4)  Other adults who try to resolve the surface issues above (like relatives, lawyers, mediators, social workers, and therapists) don't understand these three root problems. They focus fruitlessly on the surface issues, which inevitably causes more conflicts.

      When I proposed these four real problems to the couple in the example above  - and assured them they could resolve their version of the problems if they tried - they quit therapy. They were each dominated by protective false selves which weren't ready to give up control, and needed to fight and win.

      This lose-lose-lose position guaranteed that their vulnerable little daughter would become a Grown Wounded Child (GWC) who would probably pass on the [wounds and unawareness] cycle to the next generation.

 Implications

      Significant conflicts over informal or legal parenting agreements between ex mates can be prevented if family adults study and apply Lessons 1 thru 6 or 7 in this nonprofit Web site. Many divorcing couples are unable or unwilling to do this because they are (a) unaware of these Lessons, and (b) are dominated by short-sighted, combative false selves.

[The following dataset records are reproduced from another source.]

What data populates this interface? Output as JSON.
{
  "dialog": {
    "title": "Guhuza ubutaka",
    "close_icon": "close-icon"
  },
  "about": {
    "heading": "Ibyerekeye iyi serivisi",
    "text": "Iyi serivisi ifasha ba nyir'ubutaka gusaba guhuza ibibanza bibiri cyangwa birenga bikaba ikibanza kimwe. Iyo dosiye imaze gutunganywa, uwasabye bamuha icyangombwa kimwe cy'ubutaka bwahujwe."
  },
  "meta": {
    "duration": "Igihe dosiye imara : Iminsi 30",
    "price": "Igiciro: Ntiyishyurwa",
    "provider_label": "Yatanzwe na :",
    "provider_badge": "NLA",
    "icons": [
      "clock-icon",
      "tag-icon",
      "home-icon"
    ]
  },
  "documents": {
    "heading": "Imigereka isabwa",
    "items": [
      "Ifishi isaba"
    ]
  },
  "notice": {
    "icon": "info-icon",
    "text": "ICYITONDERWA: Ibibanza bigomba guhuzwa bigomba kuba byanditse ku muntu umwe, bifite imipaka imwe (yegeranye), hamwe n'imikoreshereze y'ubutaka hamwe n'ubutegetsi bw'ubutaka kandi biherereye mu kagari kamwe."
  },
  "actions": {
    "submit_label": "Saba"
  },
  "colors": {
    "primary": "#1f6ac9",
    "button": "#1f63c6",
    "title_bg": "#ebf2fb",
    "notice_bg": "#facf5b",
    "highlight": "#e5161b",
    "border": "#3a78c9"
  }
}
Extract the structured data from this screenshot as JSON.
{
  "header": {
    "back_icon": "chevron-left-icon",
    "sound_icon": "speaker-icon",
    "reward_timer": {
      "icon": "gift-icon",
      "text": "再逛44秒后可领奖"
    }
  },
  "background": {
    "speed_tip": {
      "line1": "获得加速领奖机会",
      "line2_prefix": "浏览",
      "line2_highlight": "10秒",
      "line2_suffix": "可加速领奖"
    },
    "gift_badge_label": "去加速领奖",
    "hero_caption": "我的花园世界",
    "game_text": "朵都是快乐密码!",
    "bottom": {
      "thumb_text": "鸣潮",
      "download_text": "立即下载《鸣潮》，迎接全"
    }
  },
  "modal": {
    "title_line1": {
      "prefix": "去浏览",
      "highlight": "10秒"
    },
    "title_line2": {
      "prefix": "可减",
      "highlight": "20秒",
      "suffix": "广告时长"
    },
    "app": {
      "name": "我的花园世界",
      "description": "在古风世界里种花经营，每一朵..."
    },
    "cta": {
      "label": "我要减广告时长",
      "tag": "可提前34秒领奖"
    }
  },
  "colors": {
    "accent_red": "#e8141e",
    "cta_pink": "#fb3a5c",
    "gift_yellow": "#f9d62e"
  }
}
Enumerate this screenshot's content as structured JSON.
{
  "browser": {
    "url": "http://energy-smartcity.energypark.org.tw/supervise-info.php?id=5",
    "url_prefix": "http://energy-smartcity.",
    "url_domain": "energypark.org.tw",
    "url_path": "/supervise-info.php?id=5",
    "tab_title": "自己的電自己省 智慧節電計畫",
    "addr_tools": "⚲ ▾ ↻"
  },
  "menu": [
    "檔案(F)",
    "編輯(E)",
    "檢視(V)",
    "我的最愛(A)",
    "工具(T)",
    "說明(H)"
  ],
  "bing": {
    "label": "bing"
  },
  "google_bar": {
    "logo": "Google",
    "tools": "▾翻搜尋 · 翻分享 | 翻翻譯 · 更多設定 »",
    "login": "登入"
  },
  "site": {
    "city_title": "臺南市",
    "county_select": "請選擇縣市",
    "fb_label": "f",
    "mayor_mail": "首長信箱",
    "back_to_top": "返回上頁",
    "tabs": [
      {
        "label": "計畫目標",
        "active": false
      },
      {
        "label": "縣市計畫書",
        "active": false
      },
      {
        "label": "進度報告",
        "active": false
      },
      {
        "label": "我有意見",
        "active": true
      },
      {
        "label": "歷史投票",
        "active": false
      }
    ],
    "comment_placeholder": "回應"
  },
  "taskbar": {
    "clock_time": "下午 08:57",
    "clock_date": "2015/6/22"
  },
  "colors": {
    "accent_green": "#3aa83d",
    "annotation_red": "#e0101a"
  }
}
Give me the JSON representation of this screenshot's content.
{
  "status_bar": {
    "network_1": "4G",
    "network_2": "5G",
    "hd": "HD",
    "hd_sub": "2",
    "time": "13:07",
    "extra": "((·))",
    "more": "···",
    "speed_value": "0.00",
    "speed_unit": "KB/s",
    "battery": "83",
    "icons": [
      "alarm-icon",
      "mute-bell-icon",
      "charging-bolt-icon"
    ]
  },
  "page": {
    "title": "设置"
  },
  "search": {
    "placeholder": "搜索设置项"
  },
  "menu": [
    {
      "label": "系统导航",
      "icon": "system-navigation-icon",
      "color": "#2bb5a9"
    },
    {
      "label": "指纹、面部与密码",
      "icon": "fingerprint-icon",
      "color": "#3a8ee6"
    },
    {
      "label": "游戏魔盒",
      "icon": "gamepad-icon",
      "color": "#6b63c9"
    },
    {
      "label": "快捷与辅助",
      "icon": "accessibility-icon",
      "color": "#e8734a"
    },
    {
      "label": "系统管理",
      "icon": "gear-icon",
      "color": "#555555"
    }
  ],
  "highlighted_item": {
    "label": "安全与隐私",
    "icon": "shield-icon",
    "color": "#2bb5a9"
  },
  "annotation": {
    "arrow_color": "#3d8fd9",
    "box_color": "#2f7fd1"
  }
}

      Parents who expect the legal system to resolve their disagreements are seldom satisfied, because (a) typical legal professionals (including judges) are wounded and unaware of what you're reading here, and (b) the adversarial court process always creates new conflicts - e.g. over legal expenses and disputed rulings.

      If you are a divorcing-family or stepfamily adult affected by a significant fight over a parenting agreement, and you don't study, apply, and advocate Lessons 1 thru 6 or 7 to the disputants and their supporters, you become part of the problem. The young people in your family and their descendents mutely depend on all you adults to protect them against inheriting the lethal [wounds + unawareness] cycle!

      To see if any of your family adults are wounded (controlled by false selves now), see this and this. To see if any of you are unaware of vital information, take and discuss these quizzes.

 Recap

      This Lesson-6 article defines an effective parenting agreement, and gives an example of a real couple fighting over an agreement. It outlines common surface problems that hinder effective parenting agreements between divorcing parents, and proposes four underlying real problems springing from adults' psychological wounds and unawareness of this lethal cycle and the topics in this course.

      This implies that divorcing-family adults should take, discuss, and apply this course to (a) minimize parenting and other conflicts, and (b) protect their young people from inheriting the cycle and passing it on.

  For more perspective, see this related article on reducing ex mates' hostility - including the controversial "parental alienation syndrome" (PAS). Otherwise, continue studying Lesson 6.

      Pause, breathe, and reflect - why did you read this article? Did you get what you needed? If not, what do you need? Who's answering these questions - your true Self, or ''someone else''?